GET user API's track feature has unexpected behavior with UTF-8 characters


#1

I’m using the GET user API to track certain keywords, one of which contains an umlaut.
Using Mezgrman’s TweetPony Python library, I start the stream like this:
api.user_stream(processor = processor, replies = True, track = “Katze, Kätzchen”)
My script gets tweets with “Katze”, “Katze,”, and “Katze.” just fine, but it doesn’t get tweets with “Kätzchen,” or “Kätzchen.”, just those with “Kätzchen” without anything at the end.
Is this expected behavior?


Streaming API: punctuation symbols with unicode strings work incorrect
#2

I’d just like to bump this up, because either no one has seen this or no one cared.
This is an actual issue I’m having and I’d like to know whether this is an error on Twitter’s end or on mine.


#3

We are having the same issues with the streaming api (with the encoding issues).

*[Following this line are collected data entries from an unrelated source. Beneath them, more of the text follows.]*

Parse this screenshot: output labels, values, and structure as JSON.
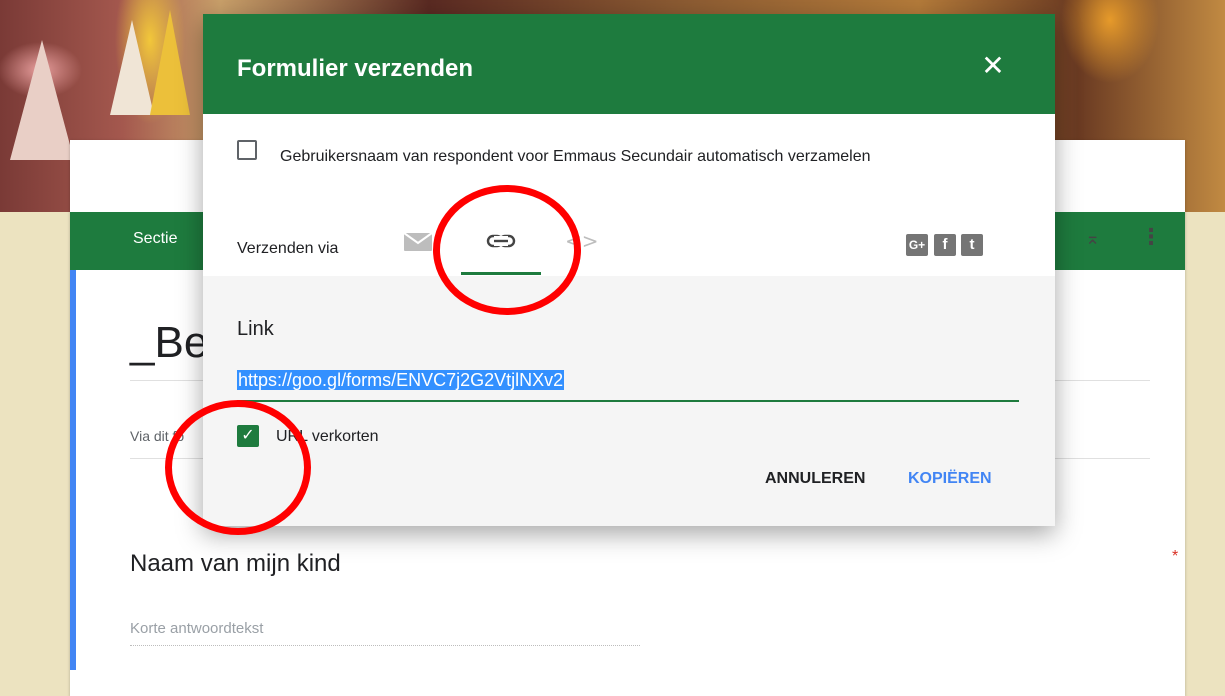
{
  "background": {
    "section_label": "Sectie",
    "form_title": "_Be",
    "description": "Via dit fo",
    "question_title": "Naam van mijn kind",
    "required_marker": "*",
    "answer_placeholder": "Korte antwoordtekst"
  },
  "dialog": {
    "title": "Formulier verzenden",
    "close_icon": "close-icon",
    "collect_username": {
      "label": "Gebruikersnaam van respondent voor Emmaus Secundair automatisch verzamelen",
      "checked": false
    },
    "send_via": {
      "label": "Verzenden via",
      "tabs": [
        {
          "icon": "email-icon",
          "active": false
        },
        {
          "icon": "link-icon",
          "active": true
        },
        {
          "icon": "embed-code-icon",
          "active": false
        }
      ],
      "embed_glyph": "<>"
    },
    "social": [
      {
        "icon": "google-plus-icon",
        "glyph": "G+"
      },
      {
        "icon": "facebook-icon",
        "glyph": "f"
      },
      {
        "icon": "twitter-icon",
        "glyph": "t"
      }
    ],
    "link": {
      "heading": "Link",
      "url": "https://goo.gl/forms/ENVC7j2G2VtjlNXv2"
    },
    "shorten_url": {
      "label": "URL verkorten",
      "checked": true
    },
    "buttons": {
      "cancel": "ANNULEREN",
      "copy": "KOPIËREN"
    }
  },
  "colors": {
    "header_green": "#1e7b3e",
    "link_blue": "#4285f4",
    "annotation_red": "#ff0000"
  }
}
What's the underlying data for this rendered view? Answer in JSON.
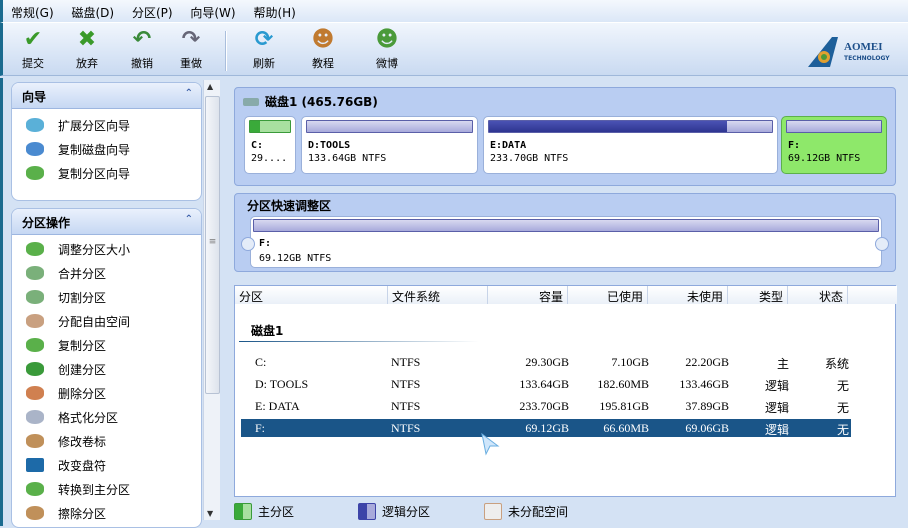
{
  "menu": [
    "常规(G)",
    "磁盘(D)",
    "分区(P)",
    "向导(W)",
    "帮助(H)"
  ],
  "toolbar": {
    "commit": "提交",
    "discard": "放弃",
    "undo": "撤销",
    "redo": "重做",
    "refresh": "刷新",
    "tutorial": "教程",
    "weibo": "微博"
  },
  "logo": {
    "brand": "AOMEI",
    "sub": "TECHNOLOGY"
  },
  "wizard": {
    "title": "向导",
    "items": [
      "扩展分区向导",
      "复制磁盘向导",
      "复制分区向导"
    ]
  },
  "ops": {
    "title": "分区操作",
    "items": [
      "调整分区大小",
      "合并分区",
      "切割分区",
      "分配自由空间",
      "复制分区",
      "创建分区",
      "删除分区",
      "格式化分区",
      "修改卷标",
      "改变盘符",
      "转换到主分区",
      "擦除分区"
    ]
  },
  "disk": {
    "title": "磁盘1 (465.76GB)",
    "partitions": [
      {
        "name": "C:",
        "info": "29....",
        "used_fraction": 0.24
      },
      {
        "name": "D:TOOLS",
        "info": "133.64GB NTFS",
        "used_fraction": 0.0
      },
      {
        "name": "E:DATA",
        "info": "233.70GB NTFS",
        "used_fraction": 0.84
      },
      {
        "name": "F:",
        "info": "69.12GB NTFS",
        "used_fraction": 0.0
      }
    ]
  },
  "quick": {
    "title": "分区快速调整区",
    "name": "F:",
    "info": "69.12GB NTFS"
  },
  "table": {
    "headers": [
      "分区",
      "文件系统",
      "容量",
      "已使用",
      "未使用",
      "类型",
      "状态"
    ],
    "group": "磁盘1",
    "rows": [
      [
        "C:",
        "NTFS",
        "29.30GB",
        "7.10GB",
        "22.20GB",
        "主",
        "系统"
      ],
      [
        "D: TOOLS",
        "NTFS",
        "133.64GB",
        "182.60MB",
        "133.46GB",
        "逻辑",
        "无"
      ],
      [
        "E: DATA",
        "NTFS",
        "233.70GB",
        "195.81GB",
        "37.89GB",
        "逻辑",
        "无"
      ],
      [
        "F:",
        "NTFS",
        "69.12GB",
        "66.60MB",
        "69.06GB",
        "逻辑",
        "无"
      ]
    ]
  },
  "legend": {
    "primary": "主分区",
    "logical": "逻辑分区",
    "unallocated": "未分配空间"
  },
  "colors": {
    "selected": "#1a5588",
    "primary": "#4cc24a",
    "logical": "#3d44a8"
  }
}
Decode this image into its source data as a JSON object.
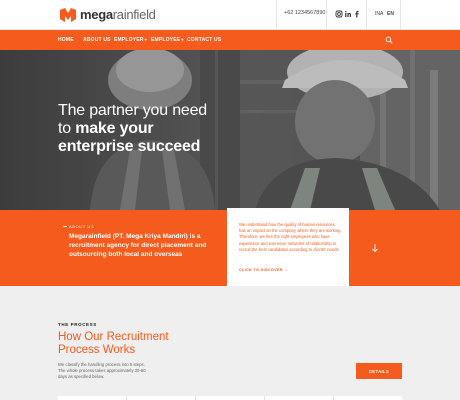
{
  "brand": {
    "name_bold": "mega",
    "name_light": "rainfield",
    "color": "#f45b1c"
  },
  "header": {
    "phone": "+62 1234567890",
    "social": [
      "instagram-icon",
      "linkedin-icon",
      "facebook-icon"
    ],
    "languages": [
      {
        "label": "INA",
        "active": false
      },
      {
        "label": "EN",
        "active": true
      }
    ]
  },
  "nav": {
    "items": [
      {
        "label": "HOME",
        "caret": false
      },
      {
        "label": "ABOUT US",
        "caret": false
      },
      {
        "label": "EMPLOYER",
        "caret": true
      },
      {
        "label": "EMPLOYEE",
        "caret": true
      },
      {
        "label": "CONTACT US",
        "caret": false
      }
    ],
    "search_icon": "search-icon"
  },
  "hero": {
    "line1": "The partner you need",
    "line2_prefix": "to ",
    "line2_bold": "make your",
    "line3_bold": "enterprise succeed"
  },
  "about": {
    "label": "ABOUT US",
    "text": "Megarainfield (PT. Mega Kriya Mandiri) is a recruitment agency for direct placement and outsourcing both local and overseas"
  },
  "card": {
    "text": "We understand how the quality of human resources has an impact on the company where they are working. Therefore, we hire the right employees who have experience and extensive networks of relationship to recruit the best candidates according to clients' needs.",
    "link": "CLICK TO DISCOVER →"
  },
  "process": {
    "label": "THE PROCESS",
    "title": "How Our Recruitment Process Works",
    "description": "We classify the handling process into 5 steps. The whole process takes approximately 30-60 days as specified below.",
    "button": "DETAILS"
  }
}
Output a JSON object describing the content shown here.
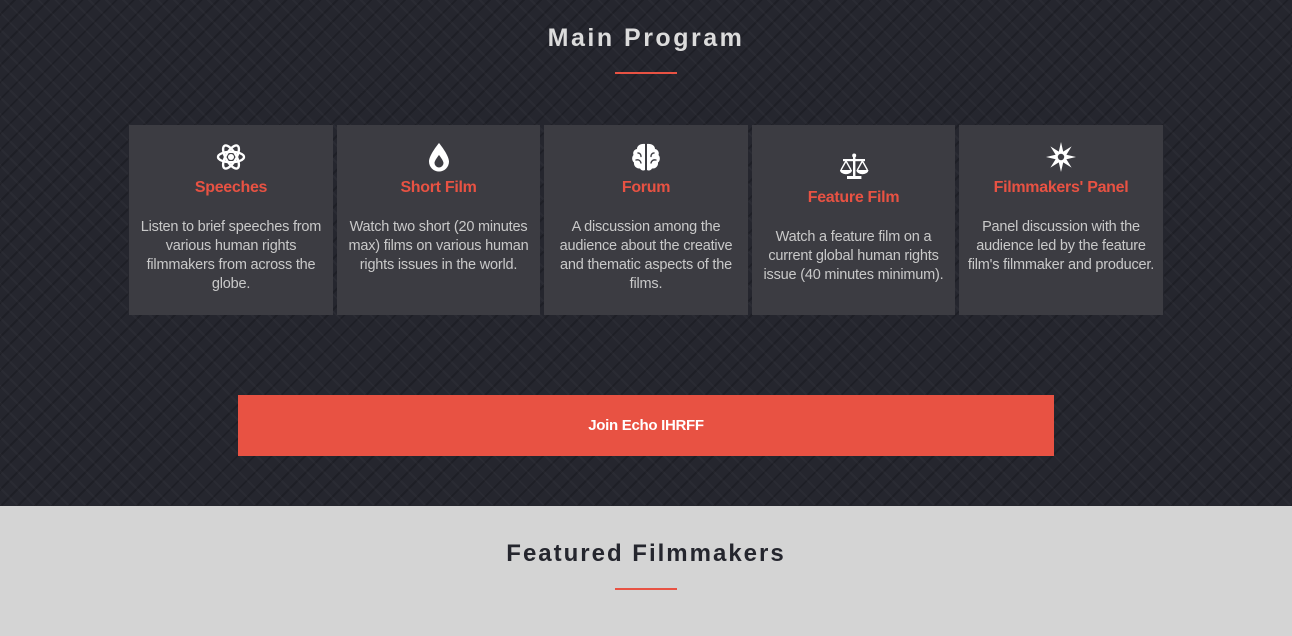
{
  "main_program": {
    "title": "Main Program",
    "accent_color": "#e85243",
    "cards": [
      {
        "icon": "atom-icon",
        "title": "Speeches",
        "text": "Listen to brief speeches from various human rights filmmakers from across the globe."
      },
      {
        "icon": "drop-icon",
        "title": "Short Film",
        "text": "Watch two short (20 minutes max) films on various human rights issues in the world."
      },
      {
        "icon": "brain-icon",
        "title": "Forum",
        "text": "A discussion among the audience about the creative and thematic aspects of the films."
      },
      {
        "icon": "balance-scale-icon",
        "title": "Feature Film",
        "text": "Watch a feature film on a current global human rights issue (40 minutes minimum)."
      },
      {
        "icon": "starburst-icon",
        "title": "Filmmakers' Panel",
        "text": "Panel discussion with the audience led by the feature film's filmmaker and producer."
      }
    ],
    "join_button_label": "Join Echo IHRFF"
  },
  "featured_filmmakers": {
    "title": "Featured Filmmakers"
  }
}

If I search for 障害, I get a lot of tweets per minute. If I start to track that word via the streaming api, I only get one or two per minute.

I’m streaming with the tracking parameter:
track=%E9%9A%9C%E5%AE%B3&language=ja
(eg: the same character set as twitter search)

I’m only receiving tweets with the given characters surrounded by spaces or newlines, like:

https://twitter.com/amaama69/status/357754192057733120
or

It looks like Twitter is filtering the hashtags, because sometimes I do receive a tweet with a hashtag:

But I never receive tweets which have the two characters in the middle of a sentence. As JA doesn’t use spaces the way latin languages do, it’s kind of a big deal.

I’m not a native JA speaker, but I seem to have the same problem with the German encoding and other languages (eg: Russian).


#4

@svdgraaf The streaming API doesn’t support non-space languages such as Chinese, Japanese, Korean. Please refer to https://dev.twitter.com/docs/streaming-apis/parameters#track for more info


#5

Ah, I just noticed a small line in the API, stating non-space languages are currently not supported in the streaming api :frowning:

Non-space separated languages, such as CJK and Arabic, are currently unsupported.

You can test your other terms here:
https://dev.twitter.com/docs/streaming-apis/keyword-matching